Tuesday, February 12, 2008

Critical, But Stable Condition

There are an awful lot of people who are getting their panties into a twist, thinking that Hillary is somehow way out of this race.

She's not:
Senator Hillary Rodham Clinton and her advisers increasingly believe that, after a series of losses, she has been boxed into a must-win position in the Ohio and Texas primaries on March 4, and she has begun reassuring anxious donors and superdelegates that the nomination is not slipping away from her, aides said on Monday.
Admittedly, Texas and Ohio are important to her strategy. One cannot let these two prizes go by without scooping up a lot of delegates.

Keep in mind a few other contests:

Wisconsin - Wisconsin is heavily unionized, heavily blue collar and heavily white. She should do extremely well here. Obama still hasn't made inroads into this base, which is the meat-and-potatoes of the Reagan Democrat vote.

So much for "Yes, We Can"...

Pennsylvania - This is an interesting contest, pitting the eastern intelligentsia versus the western rural vote, plus Pittsburgh (another blue collar working class town). Gov. Ed Rendell has endorsed Clinton.

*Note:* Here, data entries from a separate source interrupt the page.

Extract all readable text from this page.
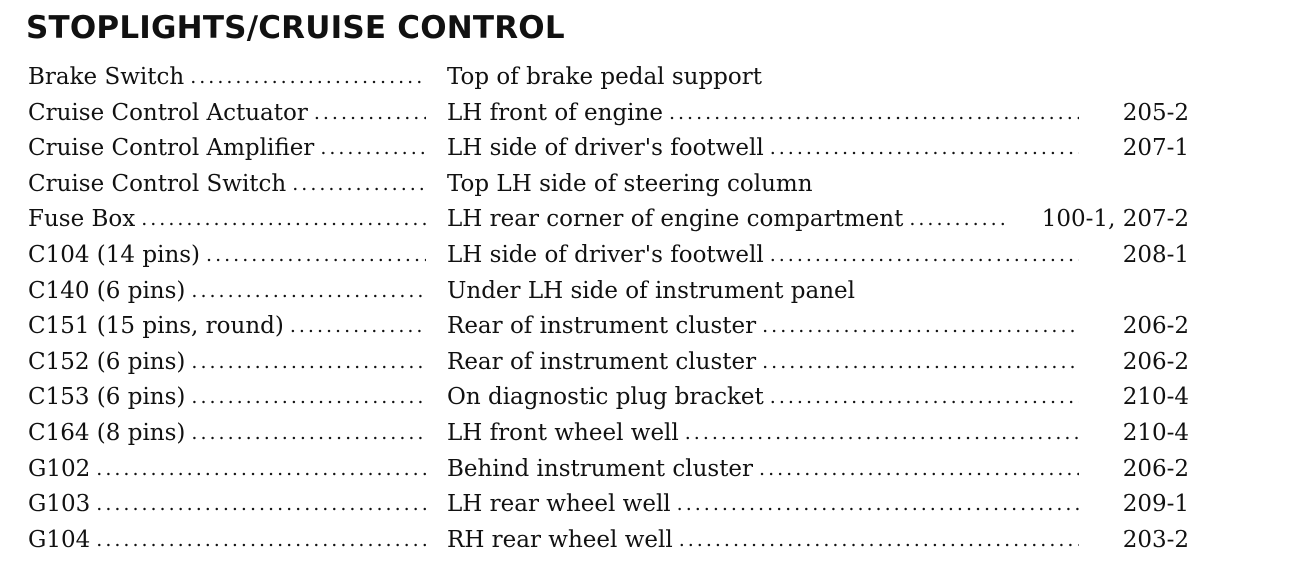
STOPLIGHTS/CRUISE CONTROL
Brake Switch .....	Top of brake pedal support
Cruise Control Actuator .....	LH front of engine .....	205-2
Cruise Control Amplifier .....	LH side of driver's footwell .....	207-1
Cruise Control Switch .....	Top LH side of steering column
Fuse Box .....	LH rear corner of engine compartment .....	100-1, 207-2
C104 (14 pins) .....	LH side of driver's footwell .....	208-1
C140 (6 pins) .....	Under LH side of instrument panel
C151 (15 pins, round) .....	Rear of instrument cluster .....	206-2
C152 (6 pins) .....	Rear of instrument cluster .....	206-2
C153 (6 pins) .....	On diagnostic plug bracket .....	210-4
C164 (8 pins) .....	LH front wheel well .....	210-4
G102 .....	Behind instrument cluster .....	206-2
G103 .....	LH rear wheel well .....	209-1
G104 .....	RH rear wheel well .....	203-2
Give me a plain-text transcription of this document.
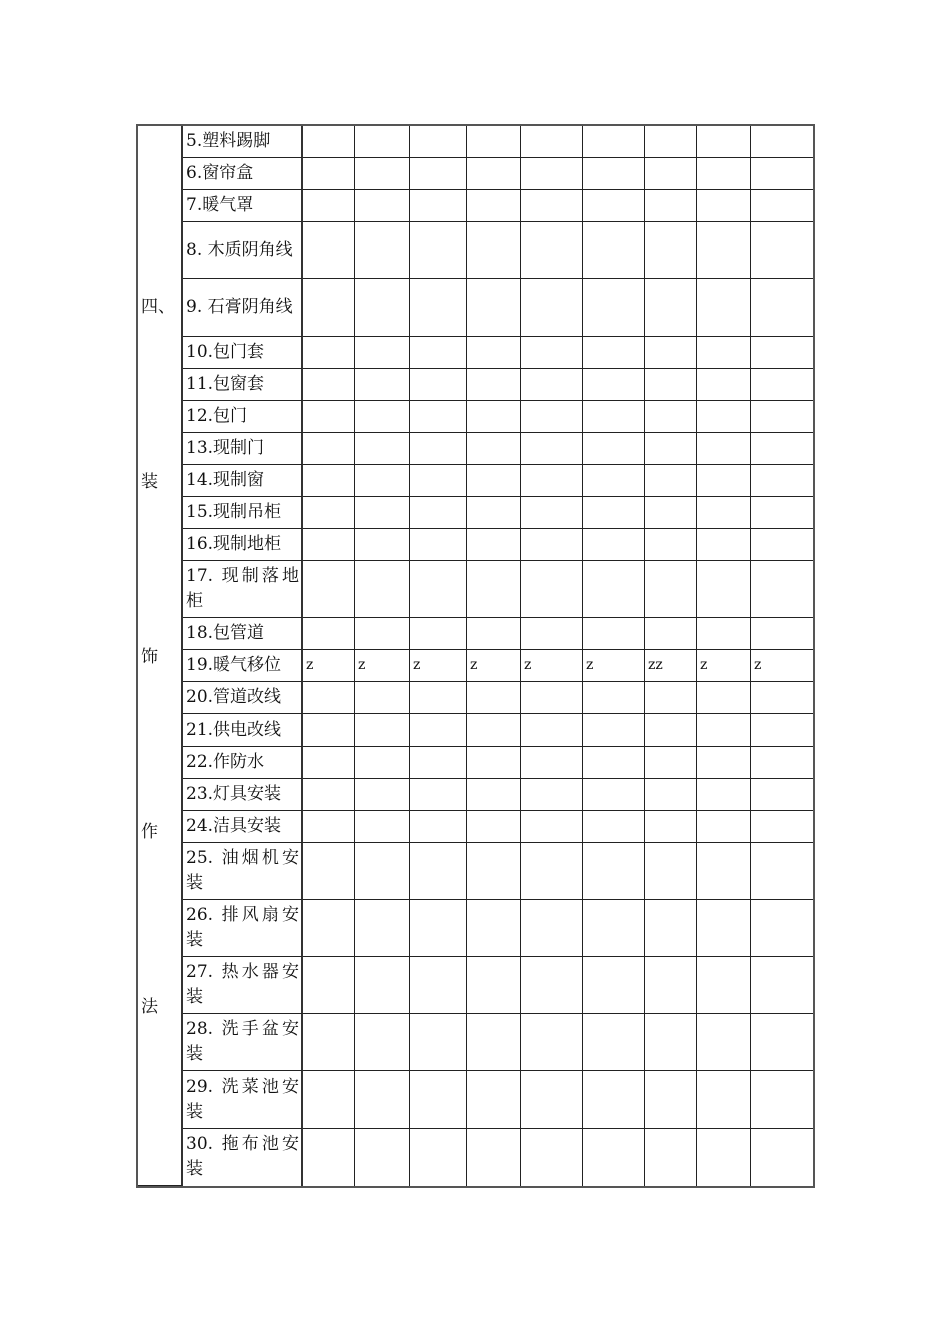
四、
装
饰
作
法	5.塑料踢脚									
	6.窗帘盒									
	7.暖气罩									
	8. 木质阴角线									
	9. 石膏阴角线									
	10.包门套									
	11.包窗套									
	12.包门									
	13.现制门									
	14.现制窗									
	15.现制吊柜									
	16.现制地柜									
	17. 现制落地柜									
	18.包管道									
	19.暖气移位	z	z	z	z	z	z	zz	z	z
	20.管道改线									
	21.供电改线									
	22.作防水									
	23.灯具安装									
	24.洁具安装									
	25. 油烟机安装									
	26. 排风扇安装									
	27. 热水器安装									
	28. 洗手盆安装									
	29. 洗菜池安装									
	30. 拖布池安装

Clinton should do well in the west, with Obama picking up State College & Philadelphia. The surprise will be Hillary's clean sweep of northeastern towns like Wilkes-Barre and Scranton, I think, continuing the trend from New York state of shutting down Obama anywhere an Ivy League college isn't available to him.

Virginia - While Obama stands a very good chance in the NoVa region, I think Clinton will show surprising strength outside of the DC area. While Jim Webb has not endorsed anyone, his policies and votes lead one to believe he's backing Hillary and has made private appeals to voters, and while Obama has picked up a key endorsement in Congressman Rick Boucher, Clinton blunts that with the endorsement of Del Phillips. This could be the section of the state that determines the primary, and if Obama can prevail here, it will demonstrate inroads into the working class vote.

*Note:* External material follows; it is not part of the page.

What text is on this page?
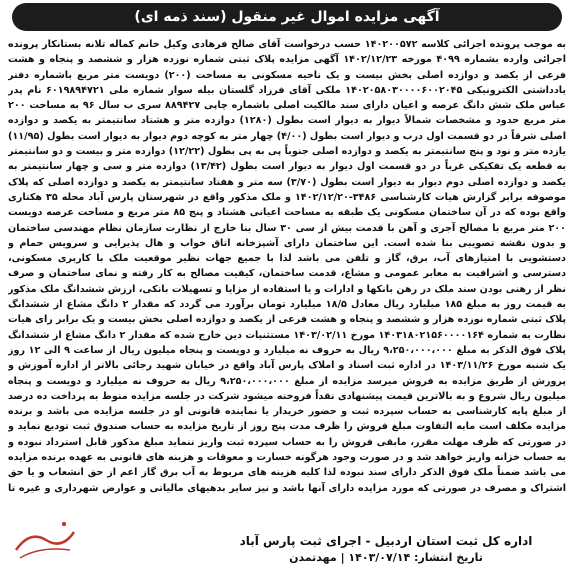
آگهی مزایده اموال غیر منقول (سند ذمه ای)
به موجب پرونده اجرائی کلاسه ۱۴۰۲۰۰۵۷۲ حسب درخواست آقای صالح فرهادی وکیل خانم کماله تلانه بستانکار پرونده اجرائی وارده بشماره ۴۰۹۹ مورخه ۱۴۰۲/۱۲/۲۳ آگهی مزایده پلاک ثبتی شماره نوزده هزار و ششصد و پنجاه و هشت فرعی از یکصد و دوازده اصلی بخش بیست و یک ناحیه مسکونی به مساحت (۲۰۰) دویست متر مربع باشماره دفتر یادداشتی الکترونیکی ۱۴۰۲۰۵۸۰۳۰۰۰۰۶۰۰۲۰۴۵ ملکی آقای فرزاد گلستان بیله سوار شماره ملی ۶۰۱۹۸۹۴۷۲۱ نام پدر عباس ملک شش دانگ عرصه و اعیان دارای سند مالکیت اصلی باشماره چاپی ۸۸۹۴۲۷ سری ب سال ۹۶ به مساحت ۲۰۰ متر مربع حدود و مشخصات شمالاً دیوار به دیوار است بطول (۱۲۸۰) دوازده متر و هشتاد سانتیمتر به یکصد و دوازده اصلی شرقاً در دو قسمت اول درب و دیوار است بطول (۴/۰۰) چهار متر به کوچه دوم دیوار به دیوار است بطول (۱۱/۹۵) یازده متر و نود و پنج سانتیمتر به یکصد و دوازده اصلی جنوباً پی به پی بطول (۱۲/۲۲) دوازده متر و بیست و دو سانتیمتر به قطعه یک تفکیکی غرباً در دو قسمت اول دیوار به دیوار است بطول (۱۳/۴۲) دوازده متر و سی و چهار سانتیمتر به یکصد و دوازده اصلی دوم دیوار به دیوار است بطول (۳/۷۰) سه متر و هفتاد سانتیمتر به یکصد و دوازده اصلی که پلاک موصوفه برابر گزارش هیات کارشناسی ۳۴۸۶-۱۴۰۲/۱۲/۲۰ و ملک مذکور واقع در شهرستان پارس آباد محله ۳۵ هکتاری واقع بوده که در آن ساختمان مسکونی یک طبقه به مساحت اعیانی هشتاد و پنج ۸۵ متر مربع و مساحت عرصه دویست ۲۰۰ متر مربع با مصالح آجری و آهن با قدمت بیش از سی ۳۰ سال بنا خارج از نظارت سازمان نظام مهندسی ساختمان و بدون نقشه تصویبی بنا شده است. این ساختمان دارای آشپزخانه اتاق خواب و هال پذیرایی و سرویس حمام و دستشویی با امتیازهای آب، برق، گاز و تلفن می باشد لذا با جمیع جهات نظیر موقعیت ملک با کاربری مسکونی، دسترسی و اشرافیت به معابر عمومی و مشاع، قدمت ساختمان، کیفیت مصالح به کار رفته و نمای ساختمان و صرف نظر از رهنی بودن سند ملک در رهن بانکها و ادارات و یا استفاده از مزایا و تسهیلات بانکی، ارزش ششدانگ ملک مذکور به قیمت روز به مبلغ ۱۸۵ میلیارد ریال معادل ۱۸/۵ میلیارد تومان برآورد می گردد که مقدار ۲ دانگ مشاع از ششدانگ پلاک ثبتی شماره نوزده هزار و ششصد و پنجاه و هشت فرعی از یکصد و دوازده اصلی بخش بیست و یک برابر رای هیات نظارت به شماره ۱۴۰۳۱۸۰۲۱۵۶۰۰۰۰۱۶۴ مورخ ۱۴۰۳/۰۲/۱۱ مستثنیات دین خارج شده که مقدار ۲ دانگ مشاع از ششدانگ پلاک فوق الذکر به مبلغ ۹،۲۵۰،۰۰۰،۰۰۰ ریال به حروف نه میلیارد و دویست و پنجاه میلیون ریال از ساعت ۹ الی ۱۲ روز یک شنبه مورخ ۱۴۰۳/۱۱/۲۶ در اداره ثبت اسناد و املاک پارس آباد واقع در خیابان شهید رجائی بالاتر از اداره آموزش و پرورش از طریق مزایده به فروش میرسد مزایده از مبلغ ۹،۲۵۰،۰۰۰،۰۰۰ ریال به حروف نه میلیارد و دویست و پنجاه میلیون ریال شروع و به بالاترین قیمت پیشنهادی نقداً فروخته میشود شرکت در جلسه مزایده منوط به پرداخت ده درصد از مبلغ پایه کارشناسی به حساب سپرده ثبت و حضور خریدار یا نماینده قانونی او در جلسه مزایده می باشد و برنده مزایده مکلف است مابه التفاوت مبلغ فروش را ظرف مدت پنج روز از تاریخ مزایده به حساب صندوق ثبت تودیع نماید و در صورتی که ظرف مهلت مقرر، مابقی فروش را به حساب سپرده ثبت واریز ننماید مبلغ مذکور قابل استرداد نبوده و به حساب خزانه واریز خواهد شد و در صورت وجود هرگونه خسارت و معوقات و هزینه های قانونی به عهده برنده مزایده می باشد ضمناً ملک فوق الذکر دارای سند نبوده لذا کلیه هزینه های مربوط به آب برق گاز اعم از حق انشعاب و یا حق اشتراک و مصرف در صورتی که مورد مزایده دارای آنها باشد و نیز سایر بدهیهای مالیاتی و عوارض شهرداری و غیره تا
اداره کل ثبت استان اردبیل - اجرای ثبت پارس آباد
تاریخ انتشار: ۱۴۰۳/۰۷/۱۴ | مهدتمدن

Personally, I don't think he stands a chance, because these are people who have heard messages of hope before, and been sorely burned, except by Bill Clinton. They remember.

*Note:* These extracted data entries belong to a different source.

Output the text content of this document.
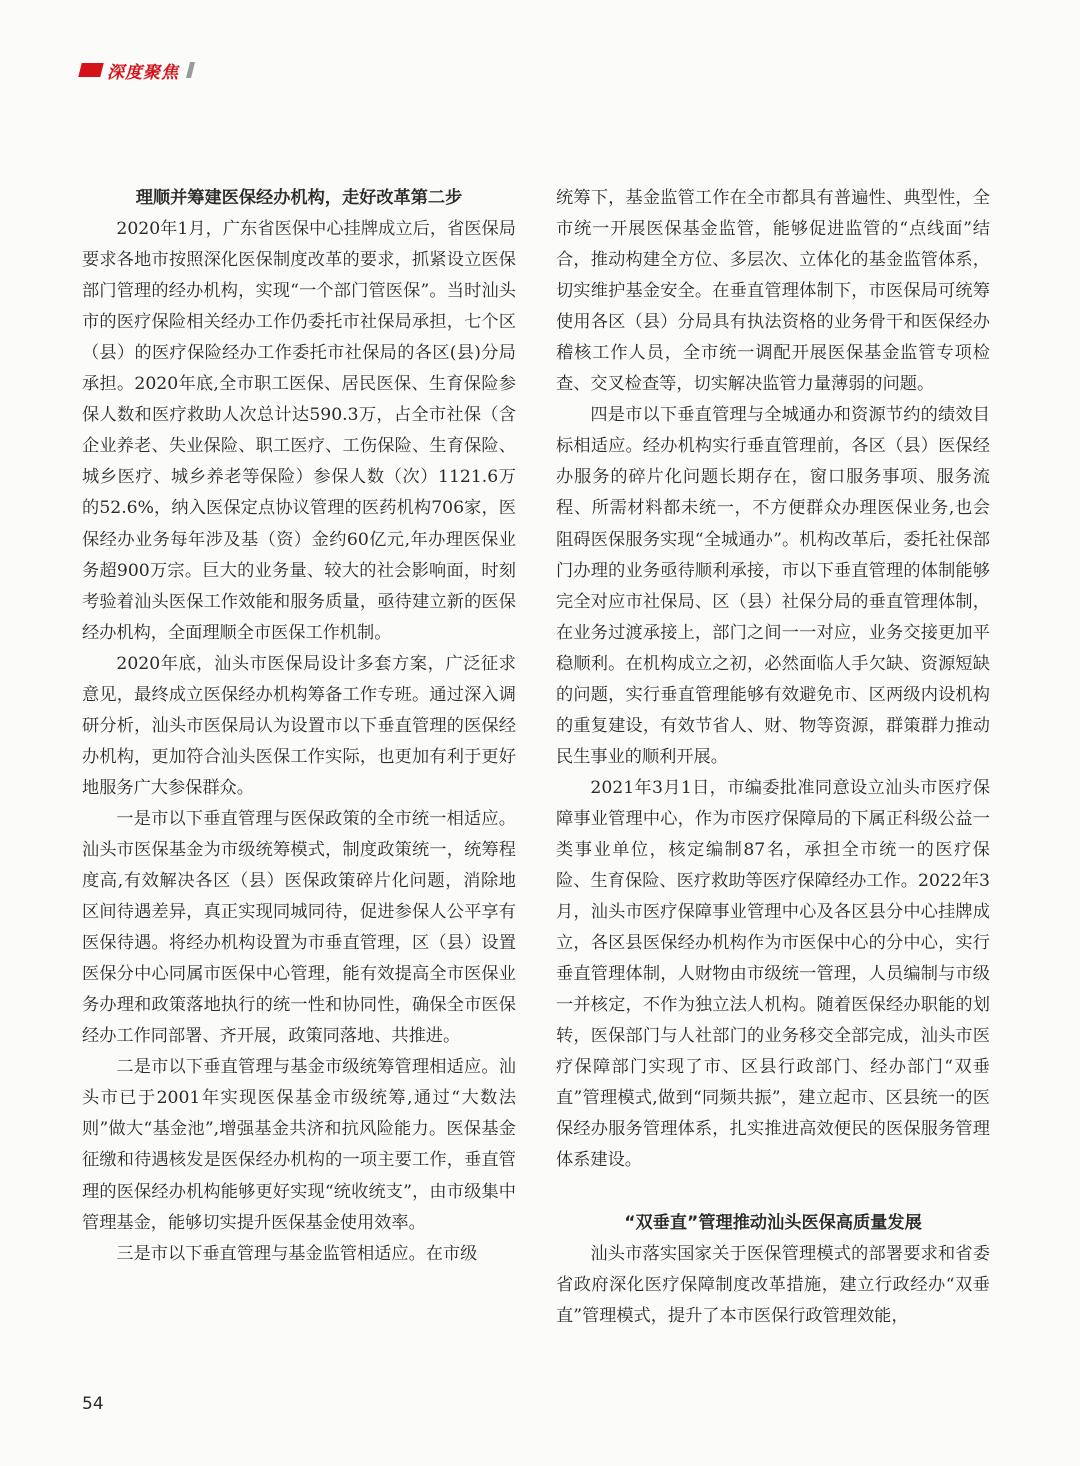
深度聚焦
理顺并筹建医保经办机构，走好改革第二步

2020年1月，广东省医保中心挂牌成立后，省医保局要求各地市按照深化医保制度改革的要求，抓紧设立医保部门管理的经办机构，实现“一个部门管医保”。当时汕头市的医疗保险相关经办工作仍委托市社保局承担，七个区（县）的医疗保险经办工作委托市社保局的各区(县)分局承担。2020年底,全市职工医保、居民医保、生育保险参保人数和医疗救助人次总计达590.3万，占全市社保（含企业养老、失业保险、职工医疗、工伤保险、生育保险、城乡医疗、城乡养老等保险）参保人数（次）1121.6万的52.6%，纳入医保定点协议管理的医药机构706家，医保经办业务每年涉及基（资）金约60亿元,年办理医保业务超900万宗。巨大的业务量、较大的社会影响面，时刻考验着汕头医保工作效能和服务质量，亟待建立新的医保经办机构，全面理顺全市医保工作机制。

2020年底，汕头市医保局设计多套方案，广泛征求意见，最终成立医保经办机构筹备工作专班。通过深入调研分析，汕头市医保局认为设置市以下垂直管理的医保经办机构，更加符合汕头医保工作实际，也更加有利于更好地服务广大参保群众。

一是市以下垂直管理与医保政策的全市统一相适应。汕头市医保基金为市级统筹模式，制度政策统一，统筹程度高,有效解决各区（县）医保政策碎片化问题，消除地区间待遇差异，真正实现同城同待，促进参保人公平享有医保待遇。将经办机构设置为市垂直管理，区（县）设置医保分中心同属市医保中心管理，能有效提高全市医保业务办理和政策落地执行的统一性和协同性，确保全市医保经办工作同部署、齐开展，政策同落地、共推进。

二是市以下垂直管理与基金市级统筹管理相适应。汕头市已于2001年实现医保基金市级统筹,通过“大数法则”做大“基金池”,增强基金共济和抗风险能力。医保基金征缴和待遇核发是医保经办机构的一项主要工作，垂直管理的医保经办机构能够更好实现“统收统支”，由市级集中管理基金，能够切实提升医保基金使用效率。

三是市以下垂直管理与基金监管相适应。在市级

统筹下，基金监管工作在全市都具有普遍性、典型性，全市统一开展医保基金监管，能够促进监管的“点线面”结合，推动构建全方位、多层次、立体化的基金监管体系，切实维护基金安全。在垂直管理体制下，市医保局可统筹使用各区（县）分局具有执法资格的业务骨干和医保经办稽核工作人员，全市统一调配开展医保基金监管专项检查、交叉检查等，切实解决监管力量薄弱的问题。

四是市以下垂直管理与全城通办和资源节约的绩效目标相适应。经办机构实行垂直管理前，各区（县）医保经办服务的碎片化问题长期存在，窗口服务事项、服务流程、所需材料都未统一，不方便群众办理医保业务,也会阻碍医保服务实现“全城通办”。机构改革后，委托社保部门办理的业务亟待顺利承接，市以下垂直管理的体制能够完全对应市社保局、区（县）社保分局的垂直管理体制，在业务过渡承接上，部门之间一一对应，业务交接更加平稳顺利。在机构成立之初，必然面临人手欠缺、资源短缺的问题，实行垂直管理能够有效避免市、区两级内设机构的重复建设，有效节省人、财、物等资源，群策群力推动民生事业的顺利开展。

2021年3月1日，市编委批准同意设立汕头市医疗保障事业管理中心，作为市医疗保障局的下属正科级公益一类事业单位，核定编制87名，承担全市统一的医疗保险、生育保险、医疗救助等医疗保障经办工作。2022年3月，汕头市医疗保障事业管理中心及各区县分中心挂牌成立，各区县医保经办机构作为市医保中心的分中心，实行垂直管理体制，人财物由市级统一管理，人员编制与市级一并核定，不作为独立法人机构。随着医保经办职能的划转，医保部门与人社部门的业务移交全部完成，汕头市医疗保障部门实现了市、区县行政部门、经办部门“双垂直”管理模式,做到“同频共振”，建立起市、区县统一的医保经办服务管理体系，扎实推进高效便民的医保服务管理体系建设。

“双垂直”管理推动汕头医保高质量发展

汕头市落实国家关于医保管理模式的部署要求和省委省政府深化医疗保障制度改革措施，建立行政经办“双垂直”管理模式，提升了本市医保行政管理效能，

54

Clinton's real obstacle is money: despite raising ten million and more since Feb. 1, Obama has a confortable cushion in money at hand.

Indeed, part of the campaign staff shake up by Clinton was the wasted money in Iowa, where the campaign really stood no chance of winning, and spent an awful lot of money for a third place finish.

One more thing: keep in mind that John Edwards' voters have split about 40% to Clinton, 25% to Obama, with 35% undecided until they step into a voting booth. The collapsed conference between Edwards and Obama yesterday is a troubling sign for Obama backers, to be sure, and is indicative of Edwards' reluctance to back a candidate his own followers seem hesitant to vote for.

UPDATE: Slate seems to agree with me.